The grisly lynching of a 13-year-old boy accused of theft has triggered angry protests in Bangladesh, after footage of the killing went viral on social media.
The clip shows the victim, Samiul Alam Rajon, tied to a post and beaten with a metal rod, while his attackers laugh and jeer during the attack in Kumargaon, on the outskirts of Sylhet.
Footage of the lynching, recorded by one of the attackers, was widely viewed on social networks, prompting hundreds of angry protesters to take to the streets, demanding the killers be punished.
The victim’s pleas for mercy, or just a glass of water, were ignored by his attackers during the ordeal Sunday. A vegetable vendor, he had been accused by the men of theft.
An autopsy at Sylhet Medical College Hospital revealed he died from severe head injuries, while his body bore scores of marks.
Sylhet Metropolitan City Additional Police Commissioner SM Rokon Uddin told CNN Thursday that they had arrested eight people so far and were also seeking two further suspects, who had hidden the body after the murder.
“The way the boy was murdered was really unfortunate… over a dozen of bystanders saw the brutality, but no body even informed the police,” he said. The detective branch of the city’s police were investigating further.
The man who filmed the deadly assault was arrested Wednesday, and the device upon which it was filmed has been recovered.
The protesters claimed Rajon’s incident was not isolated, but rather exposed shortcomings in the country’s criminal justice system.
Local rights organization Odhikar said in a recent report that at least 903 people were lynched in Bangladesh since January 2009, and at least 60 people were lynched in the past six months.
“I want justice,” Rajon’s father, Sheikh Azizur Rahman, told CNN by phone.
He said Rajon, the eldest of his two sons, had begun working as a street vendor to support the family. Rahman, who suffers from heart disease, said he could not earn enough on his own.
“I’ve sent him for work as I couldn’t support his schooling because of poverty,” Rahman said.
Rahman said Rajon had struggled with schooling, and had had difficulties speaking in the past.

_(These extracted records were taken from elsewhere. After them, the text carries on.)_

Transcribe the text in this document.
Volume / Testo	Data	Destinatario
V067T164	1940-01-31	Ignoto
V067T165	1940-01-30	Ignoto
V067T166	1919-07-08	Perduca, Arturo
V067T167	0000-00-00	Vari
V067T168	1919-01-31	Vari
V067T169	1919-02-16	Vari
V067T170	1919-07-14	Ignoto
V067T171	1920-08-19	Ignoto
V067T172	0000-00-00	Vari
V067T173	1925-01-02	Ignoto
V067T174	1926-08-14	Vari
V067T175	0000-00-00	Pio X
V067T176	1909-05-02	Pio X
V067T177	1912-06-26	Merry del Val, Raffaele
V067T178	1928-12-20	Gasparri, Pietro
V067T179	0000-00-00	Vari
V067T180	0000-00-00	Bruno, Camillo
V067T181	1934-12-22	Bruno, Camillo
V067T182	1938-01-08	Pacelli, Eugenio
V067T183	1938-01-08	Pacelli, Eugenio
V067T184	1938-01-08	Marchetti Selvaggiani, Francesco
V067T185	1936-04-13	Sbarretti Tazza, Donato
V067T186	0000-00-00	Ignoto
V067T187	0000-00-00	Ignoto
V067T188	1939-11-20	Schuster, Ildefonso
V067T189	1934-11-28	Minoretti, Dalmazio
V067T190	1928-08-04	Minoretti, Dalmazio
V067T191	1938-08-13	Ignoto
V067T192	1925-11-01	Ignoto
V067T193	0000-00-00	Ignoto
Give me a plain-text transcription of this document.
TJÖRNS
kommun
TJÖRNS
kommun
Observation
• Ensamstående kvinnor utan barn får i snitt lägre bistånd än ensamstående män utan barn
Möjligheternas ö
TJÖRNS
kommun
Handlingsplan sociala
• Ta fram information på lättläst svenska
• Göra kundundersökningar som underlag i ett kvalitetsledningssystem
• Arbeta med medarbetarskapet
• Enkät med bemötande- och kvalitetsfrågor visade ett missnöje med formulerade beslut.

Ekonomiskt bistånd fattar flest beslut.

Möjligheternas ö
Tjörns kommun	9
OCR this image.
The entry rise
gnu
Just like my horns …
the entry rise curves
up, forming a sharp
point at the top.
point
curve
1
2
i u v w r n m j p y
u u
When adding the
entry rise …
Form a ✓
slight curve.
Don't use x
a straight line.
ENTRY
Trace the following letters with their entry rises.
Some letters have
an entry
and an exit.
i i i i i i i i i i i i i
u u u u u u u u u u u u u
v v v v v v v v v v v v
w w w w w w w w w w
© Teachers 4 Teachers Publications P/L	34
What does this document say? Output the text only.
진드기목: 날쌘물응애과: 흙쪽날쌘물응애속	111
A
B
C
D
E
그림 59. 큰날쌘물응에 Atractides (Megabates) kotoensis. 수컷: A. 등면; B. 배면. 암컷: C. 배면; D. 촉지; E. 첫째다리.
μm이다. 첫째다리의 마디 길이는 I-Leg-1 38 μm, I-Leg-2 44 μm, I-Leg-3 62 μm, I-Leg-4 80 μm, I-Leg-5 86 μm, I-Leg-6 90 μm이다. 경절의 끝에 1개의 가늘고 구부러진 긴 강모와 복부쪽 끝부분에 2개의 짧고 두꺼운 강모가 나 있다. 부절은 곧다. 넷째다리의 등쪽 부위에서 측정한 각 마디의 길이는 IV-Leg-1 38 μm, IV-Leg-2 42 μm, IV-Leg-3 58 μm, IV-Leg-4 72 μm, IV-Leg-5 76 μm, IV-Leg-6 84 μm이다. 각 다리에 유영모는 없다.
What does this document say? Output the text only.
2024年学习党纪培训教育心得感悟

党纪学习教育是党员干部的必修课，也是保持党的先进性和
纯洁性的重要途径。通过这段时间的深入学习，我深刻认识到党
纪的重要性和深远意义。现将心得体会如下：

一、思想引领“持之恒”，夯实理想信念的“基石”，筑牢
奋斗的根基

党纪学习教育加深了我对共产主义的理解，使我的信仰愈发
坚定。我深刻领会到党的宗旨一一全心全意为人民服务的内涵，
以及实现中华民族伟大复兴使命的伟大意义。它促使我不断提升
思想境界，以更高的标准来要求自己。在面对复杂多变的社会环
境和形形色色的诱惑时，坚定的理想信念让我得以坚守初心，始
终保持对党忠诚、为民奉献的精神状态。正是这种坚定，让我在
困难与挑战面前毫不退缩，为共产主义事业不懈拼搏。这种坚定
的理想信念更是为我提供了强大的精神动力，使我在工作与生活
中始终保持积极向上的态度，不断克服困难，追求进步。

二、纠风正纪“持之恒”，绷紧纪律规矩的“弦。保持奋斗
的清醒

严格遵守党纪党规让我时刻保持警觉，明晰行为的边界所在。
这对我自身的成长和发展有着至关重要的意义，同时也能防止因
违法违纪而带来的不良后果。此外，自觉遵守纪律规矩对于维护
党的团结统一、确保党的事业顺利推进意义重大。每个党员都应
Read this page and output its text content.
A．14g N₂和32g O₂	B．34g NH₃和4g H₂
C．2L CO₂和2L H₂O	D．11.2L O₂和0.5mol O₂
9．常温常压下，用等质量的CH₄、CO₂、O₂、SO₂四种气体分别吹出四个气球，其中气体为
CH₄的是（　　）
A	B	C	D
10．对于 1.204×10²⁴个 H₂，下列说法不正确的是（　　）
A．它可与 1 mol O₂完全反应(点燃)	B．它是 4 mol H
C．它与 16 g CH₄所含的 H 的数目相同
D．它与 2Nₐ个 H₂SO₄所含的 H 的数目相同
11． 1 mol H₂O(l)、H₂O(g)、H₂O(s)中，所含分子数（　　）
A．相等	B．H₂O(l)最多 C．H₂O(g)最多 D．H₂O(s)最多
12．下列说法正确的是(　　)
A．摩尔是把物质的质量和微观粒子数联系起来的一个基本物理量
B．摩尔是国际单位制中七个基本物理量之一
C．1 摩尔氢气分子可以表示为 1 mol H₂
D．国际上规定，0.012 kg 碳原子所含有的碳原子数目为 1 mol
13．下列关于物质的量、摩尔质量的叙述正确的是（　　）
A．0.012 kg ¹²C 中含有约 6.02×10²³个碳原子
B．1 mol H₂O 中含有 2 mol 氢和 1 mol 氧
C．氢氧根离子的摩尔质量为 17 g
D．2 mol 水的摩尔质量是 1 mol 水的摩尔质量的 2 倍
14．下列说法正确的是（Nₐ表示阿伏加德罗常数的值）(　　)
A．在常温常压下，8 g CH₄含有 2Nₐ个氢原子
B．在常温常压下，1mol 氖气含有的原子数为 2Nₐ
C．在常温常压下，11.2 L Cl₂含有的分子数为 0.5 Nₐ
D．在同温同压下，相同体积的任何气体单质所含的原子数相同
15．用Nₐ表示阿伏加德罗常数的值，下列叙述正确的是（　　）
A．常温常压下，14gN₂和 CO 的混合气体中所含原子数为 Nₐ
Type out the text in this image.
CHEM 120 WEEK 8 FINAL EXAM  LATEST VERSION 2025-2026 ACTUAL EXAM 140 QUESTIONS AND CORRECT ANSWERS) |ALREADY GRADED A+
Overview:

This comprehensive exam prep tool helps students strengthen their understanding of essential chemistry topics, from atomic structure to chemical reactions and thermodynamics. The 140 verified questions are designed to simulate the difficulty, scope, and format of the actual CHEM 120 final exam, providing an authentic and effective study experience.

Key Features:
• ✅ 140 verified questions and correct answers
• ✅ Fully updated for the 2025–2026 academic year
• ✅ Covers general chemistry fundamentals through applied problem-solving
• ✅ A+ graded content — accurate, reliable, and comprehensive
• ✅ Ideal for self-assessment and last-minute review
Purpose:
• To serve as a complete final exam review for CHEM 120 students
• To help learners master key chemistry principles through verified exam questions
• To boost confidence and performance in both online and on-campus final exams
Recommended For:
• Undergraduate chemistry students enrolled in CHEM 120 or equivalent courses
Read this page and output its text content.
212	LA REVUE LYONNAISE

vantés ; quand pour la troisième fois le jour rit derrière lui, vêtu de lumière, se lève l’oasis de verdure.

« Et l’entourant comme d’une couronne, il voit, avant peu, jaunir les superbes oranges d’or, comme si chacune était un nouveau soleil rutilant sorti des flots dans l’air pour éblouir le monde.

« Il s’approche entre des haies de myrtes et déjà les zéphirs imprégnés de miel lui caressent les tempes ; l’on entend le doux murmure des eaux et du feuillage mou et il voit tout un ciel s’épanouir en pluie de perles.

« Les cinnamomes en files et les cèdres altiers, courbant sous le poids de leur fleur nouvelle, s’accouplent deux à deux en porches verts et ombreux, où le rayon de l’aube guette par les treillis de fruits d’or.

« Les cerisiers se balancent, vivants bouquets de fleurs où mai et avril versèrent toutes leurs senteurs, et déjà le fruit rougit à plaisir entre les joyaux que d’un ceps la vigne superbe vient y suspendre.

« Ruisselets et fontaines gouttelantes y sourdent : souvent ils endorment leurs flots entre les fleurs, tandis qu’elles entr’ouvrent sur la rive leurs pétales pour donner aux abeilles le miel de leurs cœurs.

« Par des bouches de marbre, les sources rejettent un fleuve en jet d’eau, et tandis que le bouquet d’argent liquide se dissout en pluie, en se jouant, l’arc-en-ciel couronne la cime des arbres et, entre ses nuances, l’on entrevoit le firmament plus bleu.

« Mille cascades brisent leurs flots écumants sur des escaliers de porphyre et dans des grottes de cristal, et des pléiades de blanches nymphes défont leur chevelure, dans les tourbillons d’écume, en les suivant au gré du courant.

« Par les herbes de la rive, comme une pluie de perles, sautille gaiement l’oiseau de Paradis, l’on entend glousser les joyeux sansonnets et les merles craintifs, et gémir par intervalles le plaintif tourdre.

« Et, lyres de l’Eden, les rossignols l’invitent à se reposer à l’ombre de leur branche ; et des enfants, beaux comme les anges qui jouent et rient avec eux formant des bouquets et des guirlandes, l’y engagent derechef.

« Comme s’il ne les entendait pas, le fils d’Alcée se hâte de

The State Minister for Home Affairs, Asaduzzaman Khan, described the case as “really unfortunate,” and said police had been instructed to go tough against the killers. “No one will be spared,” he said.
Rahman, however, was not convinced. He said the entire family was traumatized and feared further reprisal by the killers.
“They (the killers) are powerful but I’m not… they can do anything… Now I’m scared (for) my life,” he said.